Unlocking Wisconsin’s Future: Technology, Housing, and the Road Ahead in Economic Development


By: Matt Krogman

The 2024 Wisconsin Economic Development Association (WEDA) Governor’s Conference on Economic Development recently took place at the iconic Kalahari Resort & Convention Center in Wisconsin Dells and the guest speakers and their insights were not to be missed. This year’s theme focused on Emerging Trends in Economic Development; however, I zeroed in on two key takeaways for future growth of Wisconsin: Technology and Housing. Unsurprisingly, the featured speakers did not disappoint: Governor Tony Evers, Wisconsin Housing and Economic Development Authority (WHEDA) CEO Elmer Moore, Jr., WEDA CEO Missy Hughes, Economist Mike Knetter, and more.

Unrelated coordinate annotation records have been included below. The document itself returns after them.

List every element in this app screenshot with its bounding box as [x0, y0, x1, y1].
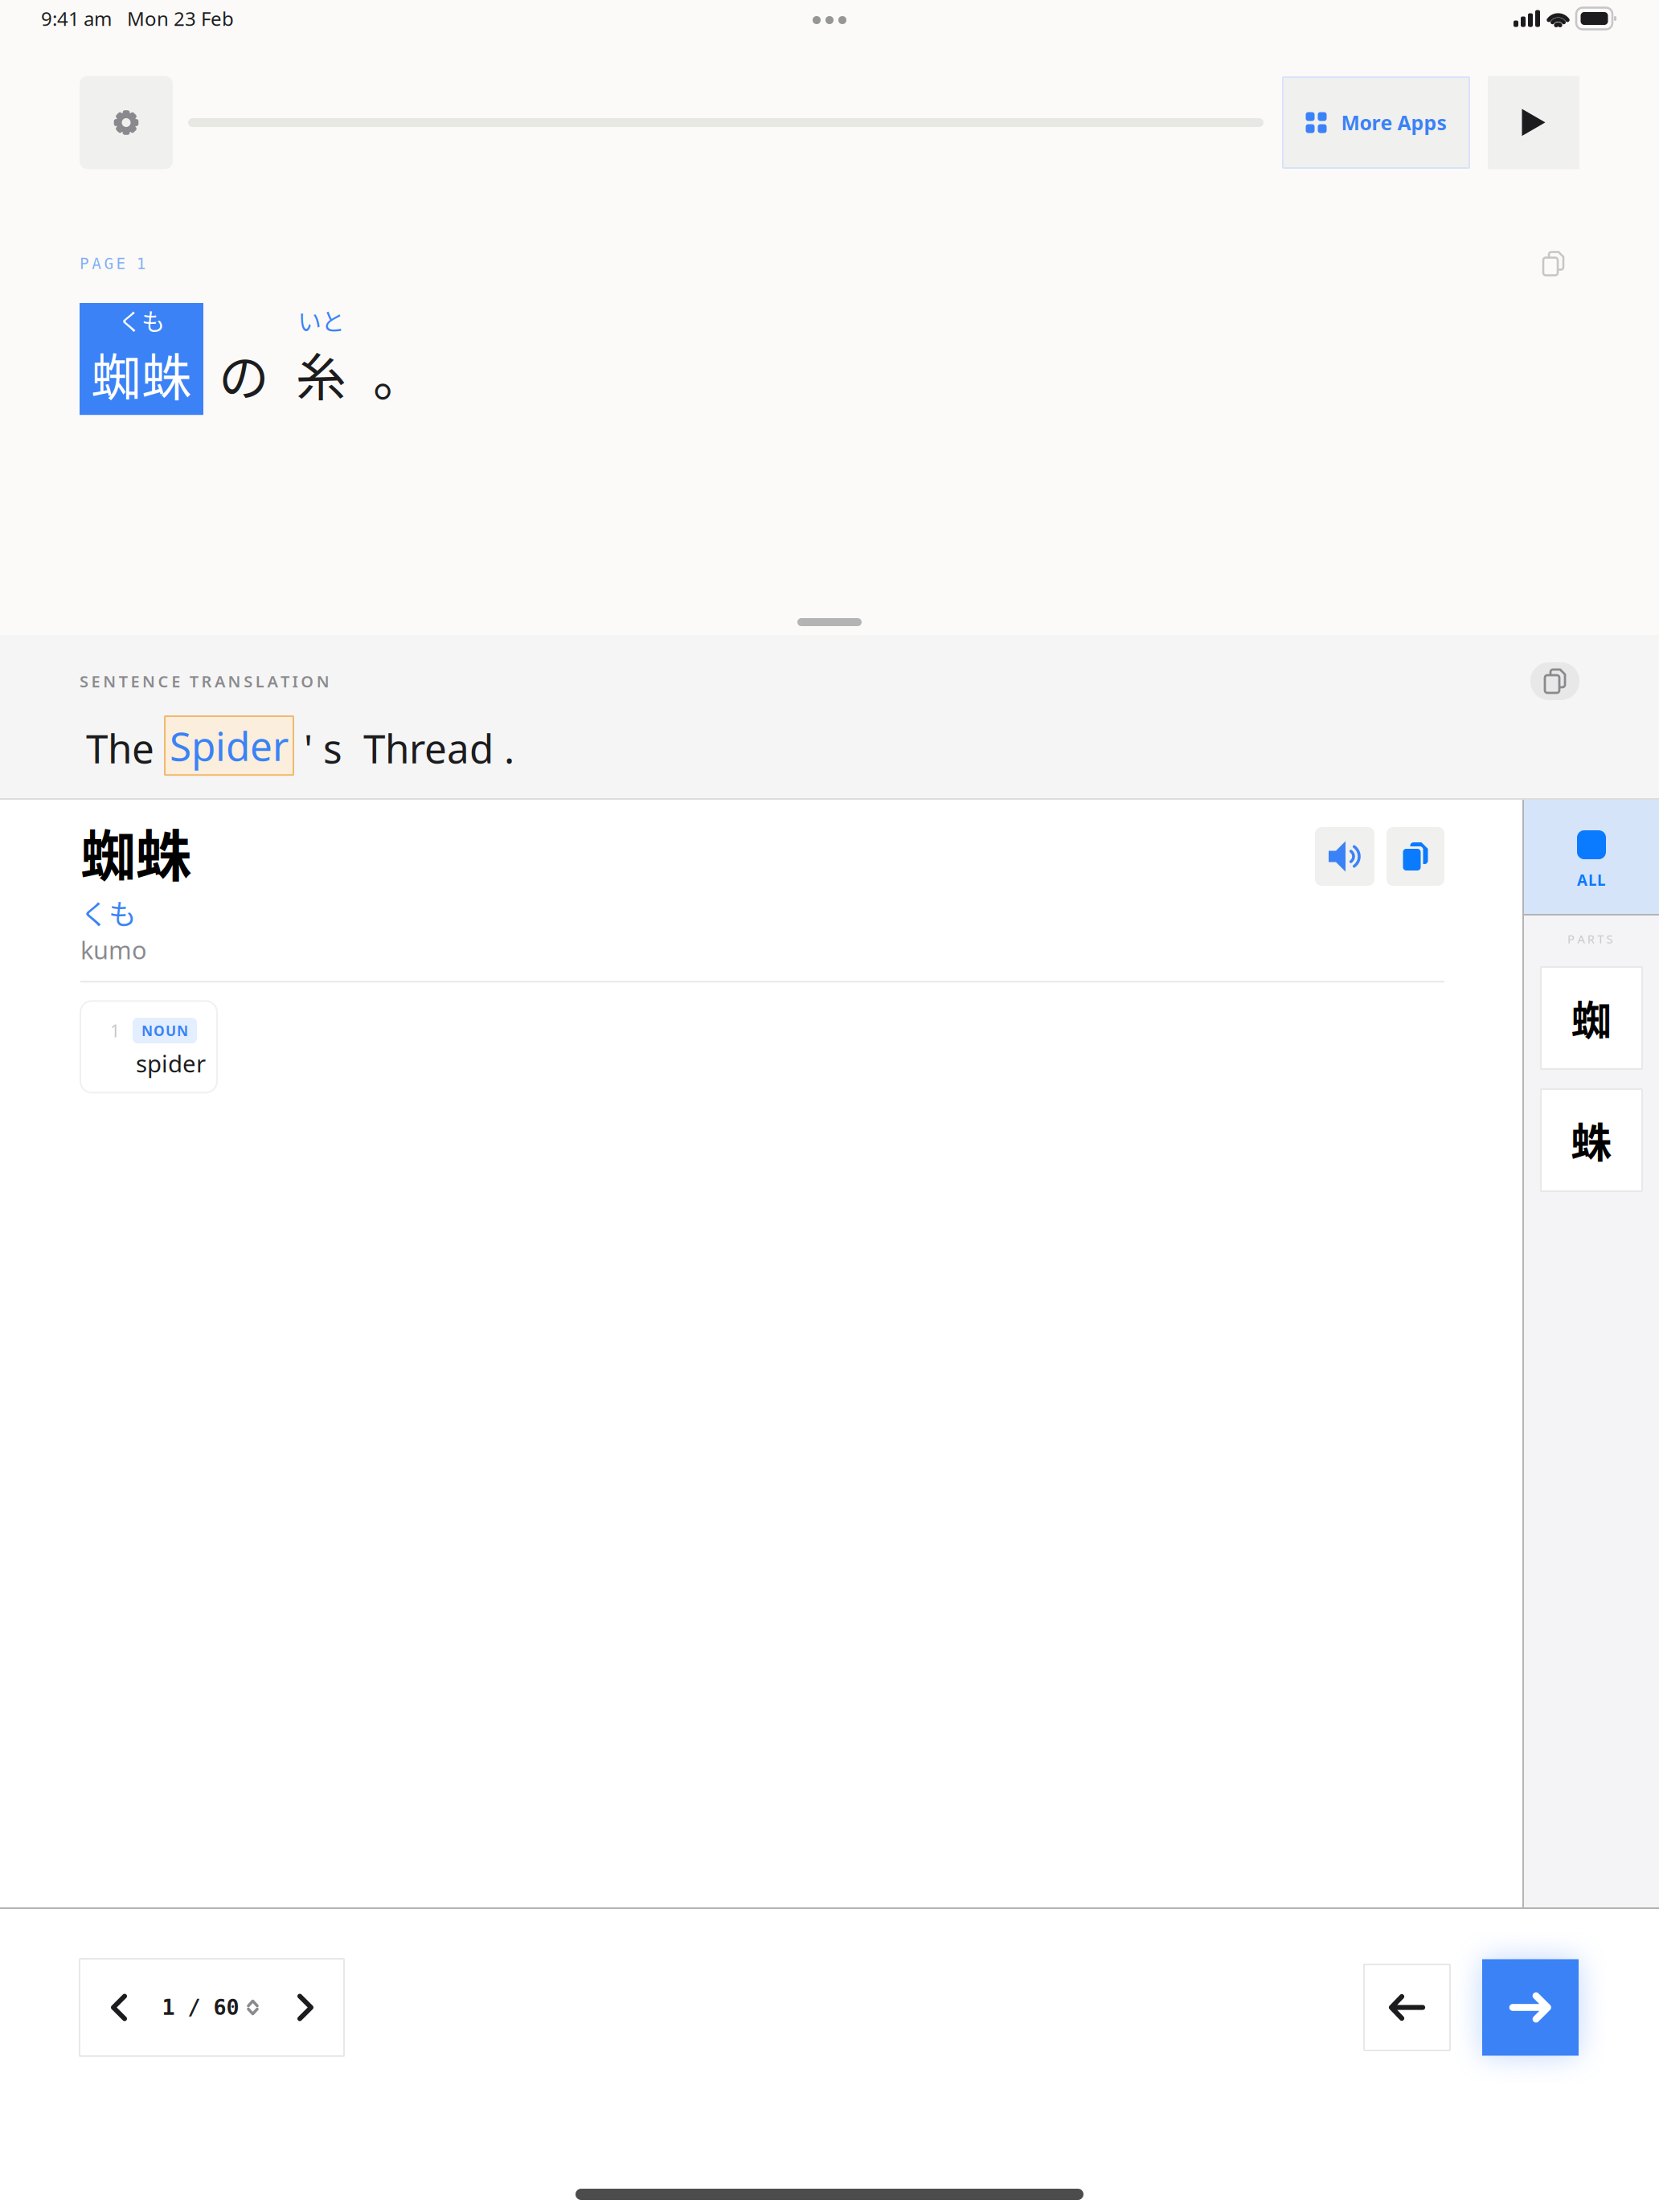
button[interactable]: Previous: [1364, 1964, 1450, 2050]
staticText: R: [201, 670, 212, 692]
staticText: 9:41: [41, 5, 80, 32]
button[interactable]: Copy sentence: [1527, 244, 1579, 284]
staticText: P: [1567, 931, 1575, 947]
staticText: くも: [80, 893, 137, 933]
staticText: N: [103, 670, 116, 692]
staticText: A: [215, 670, 225, 692]
staticText: N: [228, 670, 241, 692]
staticText: 蜘: [1571, 988, 1612, 1047]
staticText: Mon 23 Feb: [127, 5, 234, 32]
staticText: T: [190, 670, 198, 692]
staticText: L: [255, 670, 264, 692]
button[interactable]: いと: [285, 303, 358, 415]
button[interactable]: [362, 303, 435, 415]
staticText: C: [158, 670, 168, 692]
staticText: A: [267, 670, 278, 692]
staticText: E: [116, 255, 126, 273]
staticText: R: [1587, 931, 1595, 947]
staticText: 。: [373, 337, 424, 410]
button[interactable]: Copy translation: [1530, 662, 1579, 700]
staticText: T: [281, 670, 289, 692]
button[interactable]: More Apps: [1283, 77, 1469, 168]
button[interactable]: Copy word: [1387, 827, 1444, 886]
staticText: N: [177, 1021, 188, 1040]
button[interactable]: Next page: [281, 1959, 330, 2056]
staticText: N: [317, 670, 329, 692]
button[interactable]: Settings: [80, 76, 173, 169]
button[interactable]: Spider: [165, 716, 293, 775]
staticText: S: [80, 670, 88, 692]
staticText: L: [1597, 870, 1605, 890]
staticText: T: [119, 670, 128, 692]
staticText: O: [154, 1021, 165, 1040]
staticText: ' s Thread .: [293, 721, 514, 775]
staticText: 1: [110, 1019, 120, 1042]
staticText: S: [244, 670, 253, 692]
staticText: O: [301, 670, 314, 692]
button[interactable]: A: [1524, 800, 1659, 914]
button[interactable]: くも: [80, 303, 203, 415]
staticText: A: [92, 255, 101, 273]
staticText: いと: [298, 303, 344, 337]
staticText: kumo: [80, 933, 147, 966]
button[interactable]: Previous page: [95, 1959, 143, 2056]
button[interactable]: 蛛: [1541, 1089, 1642, 1191]
staticText: 蛛: [1571, 1111, 1612, 1170]
button[interactable]: Play audio: [1315, 827, 1374, 886]
staticText: E: [171, 670, 180, 692]
staticText: S: [1606, 931, 1613, 947]
button[interactable]: 蜘: [1541, 967, 1642, 1069]
staticText: A: [1577, 931, 1585, 947]
staticText: くも: [118, 303, 165, 337]
staticText: 1: [136, 255, 146, 273]
staticText: am: [84, 5, 112, 32]
staticText: N: [142, 670, 155, 692]
staticText: 蜘蛛: [80, 812, 191, 893]
staticText: E: [91, 670, 100, 692]
button[interactable]: [207, 303, 281, 415]
staticText: E: [131, 670, 139, 692]
staticText: More Apps: [1341, 109, 1446, 136]
staticText: L: [1588, 870, 1596, 890]
staticText: I: [292, 670, 298, 692]
staticText: N: [141, 1021, 153, 1040]
staticText: 糸: [296, 337, 346, 410]
staticText: The: [86, 721, 165, 775]
staticText: Spider: [170, 719, 289, 773]
staticText: U: [166, 1021, 176, 1040]
button[interactable]: Choose page: [247, 1999, 259, 2015]
staticText: A: [1577, 870, 1587, 890]
staticText: 1 / 60: [162, 1995, 239, 2020]
staticText: spider: [136, 1047, 206, 1079]
staticText: P: [80, 255, 89, 273]
staticText: の: [219, 337, 269, 410]
button[interactable]: Next: [1482, 1959, 1579, 2056]
staticText: T: [1597, 931, 1604, 947]
staticText: 蜘蛛: [91, 337, 192, 410]
staticText: G: [104, 255, 114, 273]
button[interactable]: Play: [1488, 76, 1579, 169]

Wisconsin has long benefitted from our world-renowned higher education system, and we are continuing to reap the rewards of this investment. The University of Wisconsin – Madison has been recognized as a Top 10 research institution in the US for many years with several groundbreaking scientific discoveries to its credit. As a result, the state attracts top global talent, which spurs growth and innovation as well as needed workforce population growth. In recognition of the State’s tech prowess, last year the U.S. Economic Development Agency designated Wisconsin as a Regional Technology Hub in the field of personalized medicine and biohealth technology. Along with that news, Microsoft announced plans to invest billions in a massive data center expansion in SE Wisconsin.

If we consider the impact of technology and innovation on economic growth more broadly, we can extrapolate how this focus will impact our region directly. In the US, seven of the ten largest publicly traded companies are Tech Companies. Of the remaining three, two are tech-adjacent…Eli Lilly is considered a biotech and pharmaceutical company and Tesla is on the cutting edge of automotive technology. Even more enlightening, of these ten companies only three existed prior to 1975: Berkshire Hathaway, Eli Lilly, and Broadcom – the last which is a semiconductor company founded in 1961 and is considered a technology company. Comparing that to the top ten of other major industrialized nations like Japan and Germany, their makeup is remarkably different: two or three tech-related companies and the rest are power or vehicle manufacturers that are 100 years old or more. There simply isn’t the level of innovation and entrepreneurship developing even in what would be considered some of the most powerful competing world economies. It should also be noted that the Market Cap for just Microsoft ($3T) alone is 3x the entire top ten for Germany ($1.03T) and about 2.5x the top ten of Japan ($1.2T).

Housing has become a national talking point over the past couple of years and for good reason. Depending on which study or organization you look to, the United States is anywhere between 3 million and 6 million dwellings short of total needed supply with approximately 5 million to 7 million affordable dwellings short of demand. To help address this shortfall in the State of Wisconsin, last year Governor Evers signed the 2023 – 2025 budget, which included $525 million of investment in workforce housing, which represents the largest investment in State history.

“Housing is Economic Development!” This statement, which was made repeatedly by the CEO of WHEDA, Elmer Moore Jr., resonated heavily with me. At JCW Development, we often work with companies on site selection throughout the US, and in the last few years the order of needs has shifted dramatically. Even as recently as 5-7 years ago the focus for manufacturing or industrial facilities were infrastructure capability, local and regional incentive packages, and grants, with workforce low on the list and housing being non-existent. Now, when we’re searching for new locations, the focus is on workforce availability first, housing availability for employees second, and all the incentives and infrastructure are behind that. Essentially, the executives at these companies have realized that if they don’t have the employees to work when the facility is open, nor housing to bring employees in, they will be left with a brand-new facility that is operationally dead upon arrival. Furthermore, it is not just about the availability of housing, but also the associated cost of living in a given area.

In short, the State of Wisconsin has a bright future as long as we can execute on the vision of our State leadership and keep both higher education and housing a primary focus of economic development efforts. Innovation and entrepreneurship drive new technology and business growth. In turn, we will continue to enjoy well-paying jobs for families who need affordable, sustainable housing and a high quality of life.